When I was in art school I once took Photography 101. We couldn’t or didn’t use digital cameras, we used film. Hence, part of the class was to learn how to develop film ourselves.
We spent as much time in the Dark Room as we did capturing moments under the bright California sun. But it was in the dark that things got developed. The primary purpose of the dark room was for the processing of light.
I find that often we find ourselves in dark rooms while at work.
We fumble around,
squinting our eyes,
looking for meaning in what we do.
Which in turn leads to frustration.
Here are some signs that you are in the dark room but frustrated:
You are negative.
You are critical.
You are a gloom and doom kind of employee.
You are angry when change is demanded.
You are ungrateful.
Here’s the deal, this is a dark room,
so it’s very “natural” that you may be going through these things at work.
If I can stretch the metaphor a little further, it would be safe to say that it is actually appropriate to deal with “negatives” in a dark room.
It is very appropriate to be critical about what you see, that’s why you’re in there.
It has the potential to be depressing, think about it, it’s just dark and sometimes scary if you’re in there by yourself late at night.
It can be discouraging to see that what you imagined didn’t pan out the way you thought, so change and the need for it can anger you.
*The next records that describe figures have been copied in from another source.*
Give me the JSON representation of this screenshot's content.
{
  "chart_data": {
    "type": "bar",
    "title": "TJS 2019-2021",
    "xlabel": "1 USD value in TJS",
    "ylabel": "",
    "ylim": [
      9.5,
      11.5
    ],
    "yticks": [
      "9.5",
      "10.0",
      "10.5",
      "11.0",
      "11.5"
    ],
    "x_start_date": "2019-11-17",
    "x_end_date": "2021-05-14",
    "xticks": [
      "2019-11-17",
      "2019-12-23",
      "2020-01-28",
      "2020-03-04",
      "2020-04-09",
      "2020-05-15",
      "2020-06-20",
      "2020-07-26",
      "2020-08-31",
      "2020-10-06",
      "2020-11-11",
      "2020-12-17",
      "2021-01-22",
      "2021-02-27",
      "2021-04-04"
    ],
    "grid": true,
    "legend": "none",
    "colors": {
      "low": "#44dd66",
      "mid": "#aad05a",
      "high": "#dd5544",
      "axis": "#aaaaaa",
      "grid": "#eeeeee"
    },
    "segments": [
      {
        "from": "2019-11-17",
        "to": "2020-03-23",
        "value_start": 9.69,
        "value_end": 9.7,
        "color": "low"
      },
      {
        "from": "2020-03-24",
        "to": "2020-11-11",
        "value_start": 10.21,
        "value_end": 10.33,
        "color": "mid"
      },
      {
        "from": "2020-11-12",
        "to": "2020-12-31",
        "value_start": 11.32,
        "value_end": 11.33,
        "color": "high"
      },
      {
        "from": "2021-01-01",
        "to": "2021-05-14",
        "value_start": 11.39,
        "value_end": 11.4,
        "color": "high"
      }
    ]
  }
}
And finally, you can easily find yourself tired and ungrateful as you continue to work in the dark room.
But faith at work is expressed in choosing to practice the discipline of processing light.
Another word for “faith at work” is perspective.
What images are you creating at work?
What pictures are you processing?
How do you choose to see your boss?
How do you choose to engage in your project?
What do you want to highlight and celebrate,
what do you want to blur out,
and what do you want to focus on?
It takes the same amount of effort to "crop" out the positive things about your boss, co-workers, project. Why not crop out the bad and keep in the good? By now we are all experts in projecting an image because of social media. We spend much of our time editing a photo to present to the world and for us to revisit and remember. These images "uphold" a certain vibe for us and others. Imagine if we curated an Instagram account of all the negative things at work. So many would side with us, "like" our critical comments, and we would feel vindicated. Simply put, we create a world where we are always the victim.
And victims always want vindication.
Victims always want recognition more than results.
Here’s the deal, great careers are developed in the dark room. So, get used to it, maximize it, and use it for its intended purpose. As I wrap up, I can’t help but think about Ansel Adams. Partly because one of his photographs is used as my desktop screen on my laptop. It’s well known that Ansel went to great lengths to capture his photos. But what is often not talked about is the fact that not only did it take him much time and effort to get his shot but it took him just as much time and effort, if not more, to come down the mountain into his dark room and begin the process of processing light. Let's join the masters, or better yet, let's join our Master in the dark room and get developed.